All sample handling was carried out in a nitrogen-filled glove box. LiBH₄ (95%, Aldrich Chemical), LiAlH₄ (95%, Acros), zirconium (IV) chloride (99.5% ZrCl₄, Aldrich Chemicals), vanadium (III) chloride (>99% VCl₃, MERCK), and titanium dioxide (TiO₂, Degüssa) were used without further purification. Titanium (III) chloride (TiCl₃) powder was prepared by evaporation of 12% titanium (III) chloride solution in hydrochloric acid obtained from Riedel-de Haën. The mixing procedure was completed in a centrifugal ball mill at 300 rpm for 120 min with a ball­to­powder ratio of 100:1. After that, approximately 350 mg of a sample was immediately loaded into the high-pressure stainless reactor. Then, it was placed in the thermo­volumetric apparatus. The desorption was performed from the room temperature to 300 °C (350 °C for LiBH₄) with a heating rate of 2 °C min⁻¹. The sample was held at this condition until no further desorption was observed. The absorption was carried out at 300 °C and 8.5 MPa hydrogen for 6 h. X-ray diffraction measurements (Rigaku, model: D/max-2200) were used in order to identify phase transformations during the hydrogen desorption/absorption of the hydride systems at room temperature over a range of diffraction angles from 20° to 90° with CuK-α radiation (40 kV, 30 mA). The XRD sample plate is covered with a Kapton tape to prevent oxide contamination. The tape shows a diffraction peak at around 28°.

4. Conclusions

The hydrogen desorption/absorption behaviors of undoped and doped LiAlH₄/LiBH₄ mixtures were studied. A 2:1 LiAlH₄:LiBH₄ molar ratio released the highest amount of hydrogen at 6.6 wt % in the temperature range of 100–220 °C. In the case of the doped systems, 1 mol % of metal catalysts (TiCl₃, TiO₂, VCl₃, or ZrCl₄) was doped into the mixture. The mixture with TiCl₃ desorbed hydrogen at the lowest temperature (40 °C).

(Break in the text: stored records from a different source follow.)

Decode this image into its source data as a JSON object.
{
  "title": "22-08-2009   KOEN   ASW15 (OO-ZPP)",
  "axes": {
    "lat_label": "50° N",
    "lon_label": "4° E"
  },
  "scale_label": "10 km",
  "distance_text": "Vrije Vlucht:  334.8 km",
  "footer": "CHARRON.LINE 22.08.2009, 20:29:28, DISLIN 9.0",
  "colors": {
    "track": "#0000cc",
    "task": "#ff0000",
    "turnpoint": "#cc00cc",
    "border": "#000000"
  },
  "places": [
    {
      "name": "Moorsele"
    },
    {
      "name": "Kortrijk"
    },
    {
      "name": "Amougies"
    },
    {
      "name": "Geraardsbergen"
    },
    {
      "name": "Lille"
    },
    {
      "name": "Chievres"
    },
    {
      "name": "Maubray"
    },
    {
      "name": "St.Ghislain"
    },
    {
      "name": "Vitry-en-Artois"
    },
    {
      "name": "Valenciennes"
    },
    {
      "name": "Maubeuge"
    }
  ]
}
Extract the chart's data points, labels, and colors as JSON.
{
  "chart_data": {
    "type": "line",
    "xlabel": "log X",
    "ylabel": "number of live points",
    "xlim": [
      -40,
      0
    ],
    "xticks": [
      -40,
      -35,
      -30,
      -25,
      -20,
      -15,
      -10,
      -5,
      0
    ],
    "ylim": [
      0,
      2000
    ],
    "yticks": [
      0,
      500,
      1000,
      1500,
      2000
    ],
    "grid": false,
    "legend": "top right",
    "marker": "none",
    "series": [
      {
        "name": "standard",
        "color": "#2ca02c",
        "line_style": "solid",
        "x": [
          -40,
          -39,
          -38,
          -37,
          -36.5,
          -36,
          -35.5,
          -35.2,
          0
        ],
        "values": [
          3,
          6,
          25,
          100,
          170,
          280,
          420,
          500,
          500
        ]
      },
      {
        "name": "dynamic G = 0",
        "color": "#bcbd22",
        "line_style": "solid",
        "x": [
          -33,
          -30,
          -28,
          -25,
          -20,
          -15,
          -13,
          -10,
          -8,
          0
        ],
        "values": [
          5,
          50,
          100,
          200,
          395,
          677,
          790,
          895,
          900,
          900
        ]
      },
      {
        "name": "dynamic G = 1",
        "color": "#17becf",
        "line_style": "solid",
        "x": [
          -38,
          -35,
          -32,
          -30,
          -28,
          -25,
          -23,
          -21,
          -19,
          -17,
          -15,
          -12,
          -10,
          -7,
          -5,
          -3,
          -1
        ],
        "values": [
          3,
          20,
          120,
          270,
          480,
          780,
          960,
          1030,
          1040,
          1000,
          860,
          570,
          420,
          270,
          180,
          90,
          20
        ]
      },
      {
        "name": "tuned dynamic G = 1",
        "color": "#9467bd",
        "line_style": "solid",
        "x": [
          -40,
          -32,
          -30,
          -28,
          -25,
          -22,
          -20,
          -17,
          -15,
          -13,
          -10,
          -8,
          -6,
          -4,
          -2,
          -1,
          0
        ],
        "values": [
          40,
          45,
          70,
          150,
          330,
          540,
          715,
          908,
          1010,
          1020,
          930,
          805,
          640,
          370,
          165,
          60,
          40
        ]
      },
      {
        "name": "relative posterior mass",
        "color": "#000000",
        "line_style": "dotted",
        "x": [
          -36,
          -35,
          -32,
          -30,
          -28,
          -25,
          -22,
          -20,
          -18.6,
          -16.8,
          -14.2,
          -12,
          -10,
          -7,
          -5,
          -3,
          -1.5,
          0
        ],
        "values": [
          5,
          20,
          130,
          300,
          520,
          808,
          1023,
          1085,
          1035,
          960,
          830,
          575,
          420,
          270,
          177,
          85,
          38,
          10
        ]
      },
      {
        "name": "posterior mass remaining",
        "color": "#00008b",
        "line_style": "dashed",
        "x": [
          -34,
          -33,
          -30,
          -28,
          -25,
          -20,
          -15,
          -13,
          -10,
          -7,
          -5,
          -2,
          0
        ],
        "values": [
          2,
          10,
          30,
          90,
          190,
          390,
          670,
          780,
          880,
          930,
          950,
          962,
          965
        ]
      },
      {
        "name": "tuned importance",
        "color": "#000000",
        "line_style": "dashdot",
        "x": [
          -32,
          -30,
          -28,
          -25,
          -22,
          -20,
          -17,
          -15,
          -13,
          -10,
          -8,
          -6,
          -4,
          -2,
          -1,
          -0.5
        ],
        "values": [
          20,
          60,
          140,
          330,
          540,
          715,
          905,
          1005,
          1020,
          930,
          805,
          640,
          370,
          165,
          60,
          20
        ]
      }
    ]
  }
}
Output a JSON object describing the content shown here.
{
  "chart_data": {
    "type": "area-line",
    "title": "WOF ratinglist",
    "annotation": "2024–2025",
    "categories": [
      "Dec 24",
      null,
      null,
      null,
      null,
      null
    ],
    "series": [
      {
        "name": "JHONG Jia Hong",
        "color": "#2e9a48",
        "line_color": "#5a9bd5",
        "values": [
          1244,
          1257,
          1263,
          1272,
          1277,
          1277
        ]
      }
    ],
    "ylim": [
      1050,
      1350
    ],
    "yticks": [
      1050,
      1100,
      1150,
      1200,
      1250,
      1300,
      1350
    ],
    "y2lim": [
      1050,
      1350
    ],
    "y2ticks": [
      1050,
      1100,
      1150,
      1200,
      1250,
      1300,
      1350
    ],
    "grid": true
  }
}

Furthermore, the increase in the amount of TiCl₃ from 1 to 3 and 5 mol % decreased the hydrogen desorption capacity. No hydrogen absorption was observed for any of the doped LiAlH₄–LiBH₄ samples. In addition, the XRD patterns indicated the presence of Al and LiH in the mixture after the desorption corresponding to the decomposition of LiAlH₄.